Vigilância de e-mail choca mais que câmeras de segurança. Mas não devia

Leonardo Sakamoto

É um completo absurdo a arapongagem do governo norte-americano na internet, atentando contra a privacidade de pessoas, empresas e outros governos, com a subserviência patética de grandes empresas de tecnologia. Toneladas de provas foram vazadas pelo ex-analista de agência de inteligência nacional Edward Snowden e divulgadas por Gleen Grenward, do jornal inglês The Guardian, nos últimos tempos.

Isso não é novidade.

Mas também não é novidade que vivemos, em uma sociedade vigiada.

O que me causa profunda curiosidade é que pessoas que atacaram o monitoramento do Tio Sam não apenas sobre metadados (grosso modo, informações sobre os dados que circulam na rede), mas também sobre o conteúdo de e-mail, transações, telefonemas, já defenderem a implantação de câmeras em todos os lugares. Sob a mesma justificativa de segurança.

Plantamos câmeras em qualquer lugar, rifando nossa liberdade individual. Equipamentos que, no final das contas, acabam sendo usados para tantas outras finalidades que a razão inicial de termos os colocado acaba esquecida.

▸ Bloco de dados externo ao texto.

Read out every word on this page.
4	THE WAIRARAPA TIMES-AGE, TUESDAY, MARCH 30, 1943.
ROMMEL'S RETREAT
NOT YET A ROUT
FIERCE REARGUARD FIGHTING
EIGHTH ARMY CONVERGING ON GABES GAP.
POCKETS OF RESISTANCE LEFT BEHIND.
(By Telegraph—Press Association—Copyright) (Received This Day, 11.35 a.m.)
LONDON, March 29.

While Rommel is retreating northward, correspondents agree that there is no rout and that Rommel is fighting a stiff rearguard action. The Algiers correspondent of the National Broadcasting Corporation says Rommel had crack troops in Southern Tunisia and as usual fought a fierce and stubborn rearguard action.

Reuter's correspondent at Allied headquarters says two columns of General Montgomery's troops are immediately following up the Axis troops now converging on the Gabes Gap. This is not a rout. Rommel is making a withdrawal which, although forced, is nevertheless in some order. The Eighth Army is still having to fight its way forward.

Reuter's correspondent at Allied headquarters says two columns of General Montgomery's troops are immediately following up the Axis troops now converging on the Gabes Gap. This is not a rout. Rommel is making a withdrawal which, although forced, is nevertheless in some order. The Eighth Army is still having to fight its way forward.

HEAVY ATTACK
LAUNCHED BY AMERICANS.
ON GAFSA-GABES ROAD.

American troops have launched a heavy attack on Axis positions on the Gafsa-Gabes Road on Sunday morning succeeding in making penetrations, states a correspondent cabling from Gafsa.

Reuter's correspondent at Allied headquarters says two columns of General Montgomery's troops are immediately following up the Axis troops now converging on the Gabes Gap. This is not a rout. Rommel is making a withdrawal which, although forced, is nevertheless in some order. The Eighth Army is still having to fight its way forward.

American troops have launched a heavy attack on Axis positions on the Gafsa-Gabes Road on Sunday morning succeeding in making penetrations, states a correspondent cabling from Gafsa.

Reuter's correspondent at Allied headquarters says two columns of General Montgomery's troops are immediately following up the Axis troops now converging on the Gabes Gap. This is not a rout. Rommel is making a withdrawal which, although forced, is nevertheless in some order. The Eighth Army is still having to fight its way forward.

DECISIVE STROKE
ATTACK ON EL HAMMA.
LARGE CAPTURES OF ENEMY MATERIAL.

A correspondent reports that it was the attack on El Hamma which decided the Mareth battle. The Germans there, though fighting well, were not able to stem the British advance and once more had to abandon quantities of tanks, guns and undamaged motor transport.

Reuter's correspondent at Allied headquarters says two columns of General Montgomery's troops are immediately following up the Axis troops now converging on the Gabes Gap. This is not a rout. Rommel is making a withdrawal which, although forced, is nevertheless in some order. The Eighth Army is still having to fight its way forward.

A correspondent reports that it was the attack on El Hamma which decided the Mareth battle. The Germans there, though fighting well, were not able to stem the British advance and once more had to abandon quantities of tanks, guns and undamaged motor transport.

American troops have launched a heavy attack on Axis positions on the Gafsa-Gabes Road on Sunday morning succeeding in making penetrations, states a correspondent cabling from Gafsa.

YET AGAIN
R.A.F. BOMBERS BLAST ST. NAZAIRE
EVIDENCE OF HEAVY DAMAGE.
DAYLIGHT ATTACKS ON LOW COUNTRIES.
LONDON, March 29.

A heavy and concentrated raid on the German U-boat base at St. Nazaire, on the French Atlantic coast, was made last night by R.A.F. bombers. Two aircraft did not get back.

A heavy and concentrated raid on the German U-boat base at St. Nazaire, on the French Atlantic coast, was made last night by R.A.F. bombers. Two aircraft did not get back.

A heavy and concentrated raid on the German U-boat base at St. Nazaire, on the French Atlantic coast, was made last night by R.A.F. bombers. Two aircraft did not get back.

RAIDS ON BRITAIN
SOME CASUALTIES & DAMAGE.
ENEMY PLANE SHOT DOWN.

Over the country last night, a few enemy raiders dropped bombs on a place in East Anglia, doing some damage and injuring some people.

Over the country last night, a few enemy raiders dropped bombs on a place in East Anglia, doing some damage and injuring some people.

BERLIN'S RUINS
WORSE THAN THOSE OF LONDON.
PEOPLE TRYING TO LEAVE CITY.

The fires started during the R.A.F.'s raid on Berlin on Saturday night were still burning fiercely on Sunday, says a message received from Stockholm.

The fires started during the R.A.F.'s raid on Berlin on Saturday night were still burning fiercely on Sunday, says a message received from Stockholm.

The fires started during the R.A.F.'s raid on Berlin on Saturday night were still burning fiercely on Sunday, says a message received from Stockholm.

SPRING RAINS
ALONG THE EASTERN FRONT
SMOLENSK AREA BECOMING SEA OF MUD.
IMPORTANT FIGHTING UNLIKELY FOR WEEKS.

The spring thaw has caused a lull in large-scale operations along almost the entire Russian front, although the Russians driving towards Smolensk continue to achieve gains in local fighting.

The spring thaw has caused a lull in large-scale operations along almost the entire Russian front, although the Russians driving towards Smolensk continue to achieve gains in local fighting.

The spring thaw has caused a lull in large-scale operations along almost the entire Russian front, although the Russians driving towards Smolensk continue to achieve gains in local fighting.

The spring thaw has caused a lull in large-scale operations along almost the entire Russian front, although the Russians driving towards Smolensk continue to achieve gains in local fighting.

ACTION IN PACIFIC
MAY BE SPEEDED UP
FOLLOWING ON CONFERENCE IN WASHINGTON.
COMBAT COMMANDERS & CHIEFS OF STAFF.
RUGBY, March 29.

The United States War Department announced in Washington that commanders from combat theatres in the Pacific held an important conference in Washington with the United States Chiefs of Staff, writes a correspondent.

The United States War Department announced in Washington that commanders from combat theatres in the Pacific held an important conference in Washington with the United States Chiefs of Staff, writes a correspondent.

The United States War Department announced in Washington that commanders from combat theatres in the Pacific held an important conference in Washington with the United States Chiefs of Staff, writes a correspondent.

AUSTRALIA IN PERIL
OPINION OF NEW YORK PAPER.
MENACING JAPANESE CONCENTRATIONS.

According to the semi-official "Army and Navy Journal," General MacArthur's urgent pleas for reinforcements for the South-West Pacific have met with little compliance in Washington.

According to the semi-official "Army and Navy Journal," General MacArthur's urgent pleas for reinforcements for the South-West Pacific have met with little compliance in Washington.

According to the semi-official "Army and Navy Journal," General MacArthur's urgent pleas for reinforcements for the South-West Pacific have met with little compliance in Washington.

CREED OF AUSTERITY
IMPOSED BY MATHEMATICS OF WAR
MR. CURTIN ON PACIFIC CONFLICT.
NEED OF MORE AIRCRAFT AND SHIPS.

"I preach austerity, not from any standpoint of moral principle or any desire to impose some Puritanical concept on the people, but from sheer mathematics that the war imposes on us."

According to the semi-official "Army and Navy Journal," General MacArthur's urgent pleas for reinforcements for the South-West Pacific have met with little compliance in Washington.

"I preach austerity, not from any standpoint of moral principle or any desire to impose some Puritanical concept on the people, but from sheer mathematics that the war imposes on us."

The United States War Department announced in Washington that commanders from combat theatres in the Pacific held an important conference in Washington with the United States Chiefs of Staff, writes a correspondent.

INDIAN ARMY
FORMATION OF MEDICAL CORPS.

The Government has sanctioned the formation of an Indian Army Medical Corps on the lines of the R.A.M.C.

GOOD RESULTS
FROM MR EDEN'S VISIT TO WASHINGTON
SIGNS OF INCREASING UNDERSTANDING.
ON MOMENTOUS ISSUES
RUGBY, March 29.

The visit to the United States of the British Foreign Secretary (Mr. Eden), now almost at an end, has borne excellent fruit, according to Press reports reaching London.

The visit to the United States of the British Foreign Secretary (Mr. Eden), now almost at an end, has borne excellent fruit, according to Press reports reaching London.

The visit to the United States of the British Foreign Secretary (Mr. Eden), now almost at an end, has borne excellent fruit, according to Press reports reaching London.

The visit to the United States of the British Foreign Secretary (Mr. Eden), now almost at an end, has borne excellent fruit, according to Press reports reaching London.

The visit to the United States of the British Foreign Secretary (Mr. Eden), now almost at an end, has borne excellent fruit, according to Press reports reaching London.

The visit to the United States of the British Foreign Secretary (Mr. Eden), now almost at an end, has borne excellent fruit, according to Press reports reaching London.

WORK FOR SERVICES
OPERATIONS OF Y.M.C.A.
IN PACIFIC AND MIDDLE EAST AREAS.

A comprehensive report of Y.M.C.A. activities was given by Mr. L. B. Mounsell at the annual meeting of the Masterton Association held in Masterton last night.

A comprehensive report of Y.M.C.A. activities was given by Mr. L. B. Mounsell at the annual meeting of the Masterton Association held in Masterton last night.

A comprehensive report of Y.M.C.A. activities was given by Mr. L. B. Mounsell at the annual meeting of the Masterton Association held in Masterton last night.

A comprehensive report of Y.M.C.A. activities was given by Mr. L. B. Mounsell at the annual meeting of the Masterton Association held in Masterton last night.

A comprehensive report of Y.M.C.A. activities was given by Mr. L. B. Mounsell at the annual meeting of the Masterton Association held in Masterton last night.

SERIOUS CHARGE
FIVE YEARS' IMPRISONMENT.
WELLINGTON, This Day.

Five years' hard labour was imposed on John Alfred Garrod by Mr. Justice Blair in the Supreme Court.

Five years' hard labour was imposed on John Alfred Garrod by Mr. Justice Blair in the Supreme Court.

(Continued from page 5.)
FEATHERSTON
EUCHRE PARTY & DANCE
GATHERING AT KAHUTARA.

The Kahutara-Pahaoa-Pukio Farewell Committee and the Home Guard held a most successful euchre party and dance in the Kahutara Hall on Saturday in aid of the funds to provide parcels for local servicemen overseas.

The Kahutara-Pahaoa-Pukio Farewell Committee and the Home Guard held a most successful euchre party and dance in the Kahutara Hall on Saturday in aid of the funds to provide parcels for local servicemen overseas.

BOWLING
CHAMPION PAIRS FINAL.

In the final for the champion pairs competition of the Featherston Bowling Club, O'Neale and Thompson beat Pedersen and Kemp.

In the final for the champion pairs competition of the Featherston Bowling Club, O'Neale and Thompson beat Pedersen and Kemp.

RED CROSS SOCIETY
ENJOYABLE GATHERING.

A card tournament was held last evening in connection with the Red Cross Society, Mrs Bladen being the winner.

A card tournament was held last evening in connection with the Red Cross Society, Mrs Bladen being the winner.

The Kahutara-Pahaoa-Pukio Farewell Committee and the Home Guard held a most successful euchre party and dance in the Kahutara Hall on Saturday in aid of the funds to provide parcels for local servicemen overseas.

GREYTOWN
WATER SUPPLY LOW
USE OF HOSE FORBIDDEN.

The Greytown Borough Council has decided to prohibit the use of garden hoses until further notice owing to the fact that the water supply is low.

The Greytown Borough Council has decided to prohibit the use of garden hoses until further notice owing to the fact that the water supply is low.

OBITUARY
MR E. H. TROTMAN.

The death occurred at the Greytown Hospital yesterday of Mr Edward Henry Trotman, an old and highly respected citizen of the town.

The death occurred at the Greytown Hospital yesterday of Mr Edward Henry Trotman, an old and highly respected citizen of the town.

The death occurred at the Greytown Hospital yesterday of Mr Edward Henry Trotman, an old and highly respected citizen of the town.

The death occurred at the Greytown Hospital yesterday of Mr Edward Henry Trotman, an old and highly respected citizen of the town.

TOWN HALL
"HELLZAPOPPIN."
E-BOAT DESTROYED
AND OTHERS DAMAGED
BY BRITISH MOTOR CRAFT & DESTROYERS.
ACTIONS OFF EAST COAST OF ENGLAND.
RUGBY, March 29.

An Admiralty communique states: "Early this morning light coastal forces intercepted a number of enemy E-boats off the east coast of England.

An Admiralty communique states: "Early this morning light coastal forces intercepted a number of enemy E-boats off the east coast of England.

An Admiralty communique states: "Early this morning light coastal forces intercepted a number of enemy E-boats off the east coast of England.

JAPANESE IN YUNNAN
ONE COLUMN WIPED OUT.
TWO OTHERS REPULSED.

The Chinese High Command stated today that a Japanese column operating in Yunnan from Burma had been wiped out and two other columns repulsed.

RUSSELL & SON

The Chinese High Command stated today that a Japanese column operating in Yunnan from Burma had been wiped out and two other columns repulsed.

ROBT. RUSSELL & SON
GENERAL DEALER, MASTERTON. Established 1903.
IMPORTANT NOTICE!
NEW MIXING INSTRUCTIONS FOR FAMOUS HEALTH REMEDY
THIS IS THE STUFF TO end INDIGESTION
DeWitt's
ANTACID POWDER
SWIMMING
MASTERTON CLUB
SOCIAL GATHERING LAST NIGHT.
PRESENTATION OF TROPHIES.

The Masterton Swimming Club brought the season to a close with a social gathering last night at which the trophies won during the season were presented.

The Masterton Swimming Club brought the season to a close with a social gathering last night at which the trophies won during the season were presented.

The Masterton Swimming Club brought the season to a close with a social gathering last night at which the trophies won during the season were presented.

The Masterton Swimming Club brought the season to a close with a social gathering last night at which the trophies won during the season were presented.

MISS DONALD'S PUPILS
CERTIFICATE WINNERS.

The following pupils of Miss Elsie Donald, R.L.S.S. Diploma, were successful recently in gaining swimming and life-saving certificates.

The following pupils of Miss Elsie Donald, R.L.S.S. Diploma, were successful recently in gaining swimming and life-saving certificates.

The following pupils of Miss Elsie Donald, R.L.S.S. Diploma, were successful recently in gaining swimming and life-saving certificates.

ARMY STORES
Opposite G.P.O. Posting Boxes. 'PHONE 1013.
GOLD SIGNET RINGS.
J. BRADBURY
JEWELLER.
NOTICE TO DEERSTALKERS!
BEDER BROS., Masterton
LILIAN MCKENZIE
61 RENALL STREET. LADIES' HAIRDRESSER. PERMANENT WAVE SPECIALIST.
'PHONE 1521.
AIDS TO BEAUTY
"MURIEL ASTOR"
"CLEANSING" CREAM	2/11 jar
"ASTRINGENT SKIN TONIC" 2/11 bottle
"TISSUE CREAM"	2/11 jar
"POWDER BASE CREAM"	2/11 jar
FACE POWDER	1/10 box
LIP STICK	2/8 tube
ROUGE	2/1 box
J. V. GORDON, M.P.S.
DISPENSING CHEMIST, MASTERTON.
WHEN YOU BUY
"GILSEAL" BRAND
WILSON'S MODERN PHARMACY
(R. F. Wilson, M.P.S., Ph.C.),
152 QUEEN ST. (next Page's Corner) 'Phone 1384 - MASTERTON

A paranoia da segurança elegeu prefeitos que apresentam discursos que beiram o fascismo em todo o país. Muitos deles prometeram a instalação de câmeras em todos os cantos. Outros, reeleitos, propagandearam, aos quatro ventos, que colocaram esses aparelhinhos, tidos como panaceia para os problemas da urbe. Podem até ser úteis em determinados casos, mas geram uma falsa sensação de segurança em outros.

Para quem pensava que os direitos civil e políticos estariam assegurados neste início de século, garantindo tempo para que nos dedicássemos aos direitos econômicos, sociais, culturais e ambientais, enganou-se. Se não é o Estado extrapolando, são outras instituições que assumem o papel de bedel, como escolas e empresas que implantam câmeras como se estudantes e empregados fossem, de antemão, culpados de alguma coisa.

Li na internet, por conta do show de horrores de patrões injuriados gerado pela aprovação da Proposta de Emenda Constitucional, que elevou os direitos das trabalhadoras empregadas domésticas, uma pessoa recomendando à outra que implantasse câmeras pela casa toda e vigiasse, pela internet, o trabalho das faxineiras, cozinheiras e arrumadeiras. E não havia nem a desconfiança do delito, era por questões de “segurança” mesmo.

Se o cafezinho para um policial a fim de fugir de uma multa não difere, em natureza, dos grandes arranjos de corrupção na República, por que uma pessoa acha realmente que espionar o mundo é diferente, em essência, de xeretar as pessoas que trabalham para ela? Por conta de um ambiente ser público e o outro privado? Não passou nem perto.

O direito à privacidade, desde que ela não agrida aos direitos e liberdades de terceiros, deveria ser garantido. Mas, em nome dessa paranoia por segurança e, o pior, em nome da disciplina, enterramos isso. Lembrando que boa parte dessa paranoia é cuidadosamente construída para atender a interesses do poder constituído seja ele político ou econômico. A espionagem americana, sob o manto da proteção da integridade dos seus cidadãos, monitorou o comportamento comercial e industrial de outros países, como a China e o Brasil.

Vigiar pode parecer mais fácil. Mas isso encerra toda a possibilidade de diálogo. Enquanto estou sendo vigiado, irei agir como a sociedade espera de mim. E quando não houver câmeras? Ignoro tudo e todos? Que espírito democrático é esse que estamos fomentando?